# gaggia baby pressurised basket



## bono141 (Mar 1, 2011)

My new baby gaggia class came with the pressurised filter basket - I dont mind this but i can't work out if i need to tamp the coffee or not. I'm only a newbie home barista in training and i want to get the best from my machine. Any advice/tips would be appreciated. thanks in advance.


----------



## lookseehear (Jul 16, 2010)

I believe that if you use a normal espresso grind and tamp with a pressurised basket you are likely to choke it.
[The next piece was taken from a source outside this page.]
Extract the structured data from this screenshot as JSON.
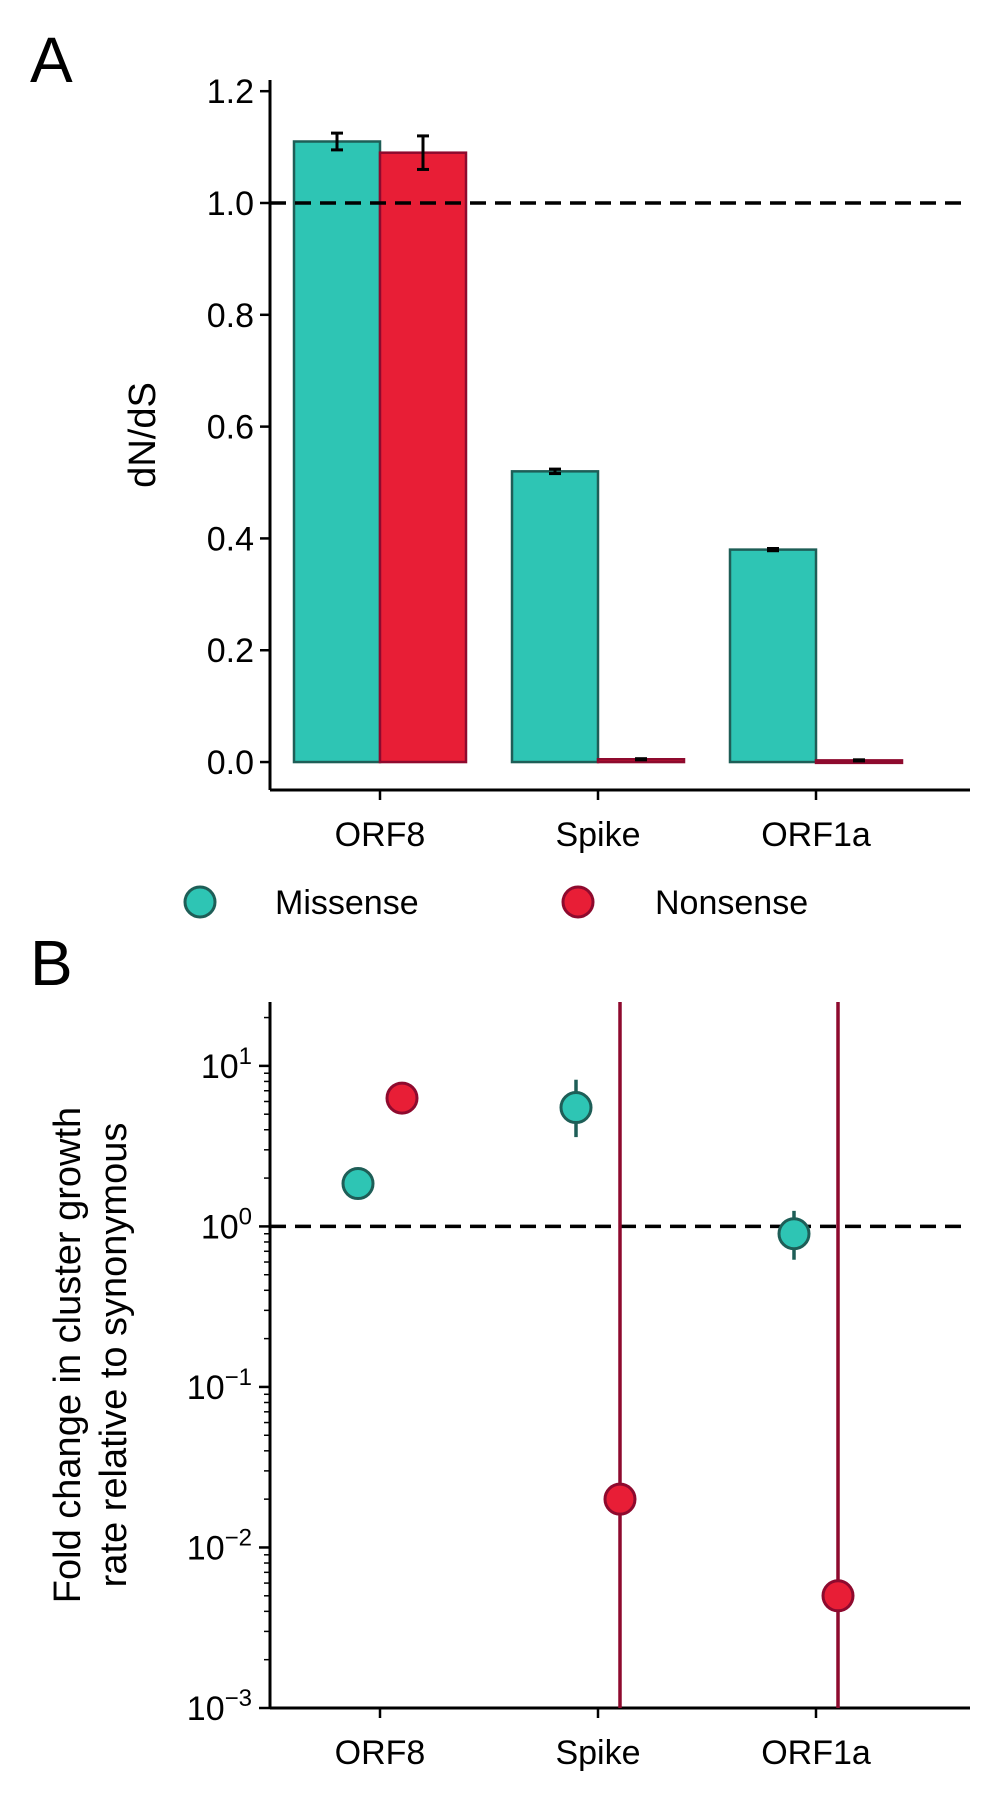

Most of us would advise picking up a non pressurised basket (I think happy donkey do them) as soon as you can.

Edit: I think this is the one you need!


----------



## Glenn (Jun 14, 2008)

You can tamp in the meantime but will need to grind coarser than you normally would

Good to get into the habit early

The non-pressurised baskets are recommended if you want real control


----------



## PaulN (Mar 10, 2011)

My classic had this basket, it's useable but really made life harder than it needed to be with getting the grind right. You find too course and the machine spits coffee everywhere.

Get a normal basket like above from happy donkey. Best £5 ish you will spend

Cheers

PaulN


----------



## bono141 (Mar 1, 2011)

Thanks for the replys guys. Looks like I'll be parting with some dough and getting a normal basket!


----------